October 12th, 2016 | Read more articles from 2016 or Visit the News Archive
EXCLUSIVE: The Swing States Where Political TV Ad Spending Has Heated Up—and Gone Cold
Originally Appearing at: AdAge
Editor’s note: Here’s the fourth installment of the Ad Age Swing State Advertising Heat Map, presented in partnership with Strata, an advertising software firm that processes more than $50 billion in ad transactions each year. This monthly view is designed to supplement our weekly Campaign Scorecard posts that appear every Friday in our Campaign Trail section. Some context and analysis from Simon Dumenco follows.—Ken Wheaton
- ICYMI, here’s the previous installment in this series: “Political Campaign TV Ad Spending Is Surging in North Carolina. Ohio? Not So Much”
- As we’ve previously noted, by drilling down into Strata’s hyperlocal TV advertising data—the company works with political ad agencies representing 75% of the total political ad spending—we can get a good sense of the ebb and flow of ad dollars among the batteground states.
- Colorado is red-hot, having seen a big surge (+394%) in political ad spending in September compared with August—which is particularly notable because in our last chart, when we looked at August compared with July, Colorado was cold (-38%).
- Last time North Carolina was red-hot (+166%); now it’s cooled off (+37%).
- Last time Wisconsin was hot (+110%); now it’s gone cold (-21%).
- Last time Virginia was cold (-50%); now it’s hot (+185%).
- Last time Michigan was cold (-66%); now it’s hot (+203%), thanks to a big surge in spending in the Detroit market.
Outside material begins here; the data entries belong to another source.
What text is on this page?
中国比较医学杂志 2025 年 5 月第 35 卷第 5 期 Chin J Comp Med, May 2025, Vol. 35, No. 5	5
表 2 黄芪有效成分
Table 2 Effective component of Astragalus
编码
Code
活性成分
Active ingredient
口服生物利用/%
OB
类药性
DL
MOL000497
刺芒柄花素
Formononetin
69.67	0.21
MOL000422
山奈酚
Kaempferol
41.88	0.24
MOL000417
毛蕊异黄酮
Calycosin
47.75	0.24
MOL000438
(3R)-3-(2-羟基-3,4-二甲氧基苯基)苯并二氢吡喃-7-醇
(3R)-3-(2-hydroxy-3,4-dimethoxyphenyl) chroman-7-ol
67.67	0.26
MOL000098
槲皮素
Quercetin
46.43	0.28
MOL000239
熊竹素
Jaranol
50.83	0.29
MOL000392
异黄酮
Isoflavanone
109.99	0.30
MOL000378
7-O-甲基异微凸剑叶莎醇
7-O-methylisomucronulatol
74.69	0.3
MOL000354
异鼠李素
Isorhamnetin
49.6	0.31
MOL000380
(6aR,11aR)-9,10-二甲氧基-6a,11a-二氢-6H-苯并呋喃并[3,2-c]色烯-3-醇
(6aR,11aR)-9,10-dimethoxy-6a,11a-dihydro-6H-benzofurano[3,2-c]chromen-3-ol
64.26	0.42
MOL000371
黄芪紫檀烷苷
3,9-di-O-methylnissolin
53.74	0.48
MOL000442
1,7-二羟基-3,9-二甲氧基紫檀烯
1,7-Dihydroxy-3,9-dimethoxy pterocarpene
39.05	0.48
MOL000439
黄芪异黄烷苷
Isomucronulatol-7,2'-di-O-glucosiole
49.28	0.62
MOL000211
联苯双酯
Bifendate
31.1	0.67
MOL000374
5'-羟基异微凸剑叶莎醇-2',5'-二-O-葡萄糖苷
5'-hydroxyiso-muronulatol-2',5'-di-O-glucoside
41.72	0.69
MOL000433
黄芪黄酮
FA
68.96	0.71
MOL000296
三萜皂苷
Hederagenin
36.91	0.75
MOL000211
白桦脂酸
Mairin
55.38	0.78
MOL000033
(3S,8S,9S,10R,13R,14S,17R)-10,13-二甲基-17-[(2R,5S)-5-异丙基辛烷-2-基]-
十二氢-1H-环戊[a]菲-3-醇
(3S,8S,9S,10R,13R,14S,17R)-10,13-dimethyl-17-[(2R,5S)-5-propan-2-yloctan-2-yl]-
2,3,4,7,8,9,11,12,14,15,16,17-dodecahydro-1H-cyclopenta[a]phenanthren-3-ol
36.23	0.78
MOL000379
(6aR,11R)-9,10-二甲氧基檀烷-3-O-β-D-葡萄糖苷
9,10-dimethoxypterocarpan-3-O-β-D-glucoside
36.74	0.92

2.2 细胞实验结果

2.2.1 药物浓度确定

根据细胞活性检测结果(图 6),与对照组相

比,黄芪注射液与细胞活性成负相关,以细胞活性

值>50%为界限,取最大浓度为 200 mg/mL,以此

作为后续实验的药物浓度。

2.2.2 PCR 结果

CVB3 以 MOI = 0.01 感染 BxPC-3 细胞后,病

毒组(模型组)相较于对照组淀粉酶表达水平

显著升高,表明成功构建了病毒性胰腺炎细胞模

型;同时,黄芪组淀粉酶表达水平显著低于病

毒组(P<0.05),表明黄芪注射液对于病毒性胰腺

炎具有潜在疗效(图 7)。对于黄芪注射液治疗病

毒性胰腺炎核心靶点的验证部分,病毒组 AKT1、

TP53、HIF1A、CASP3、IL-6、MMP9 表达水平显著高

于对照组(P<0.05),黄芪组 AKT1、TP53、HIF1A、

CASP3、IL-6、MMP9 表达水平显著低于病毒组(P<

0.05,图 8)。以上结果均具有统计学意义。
- Judd Rubin, VP-revenue at Strata, told Ad Age that he thinks we’re about to see a final, huge push in TV ad spending that will shift more states in our map into the red and orange zones. “Trump has to reach women voters to clarify his comments and change the narrative, and Trump’s challenges force House and Senate candidates to get their message out independent of the presidential contest,” he said. “There’s no better medium to achieve those goals than TV. We’re also going to begin seeing Hillary empty the coffers in her final push toward November 8.”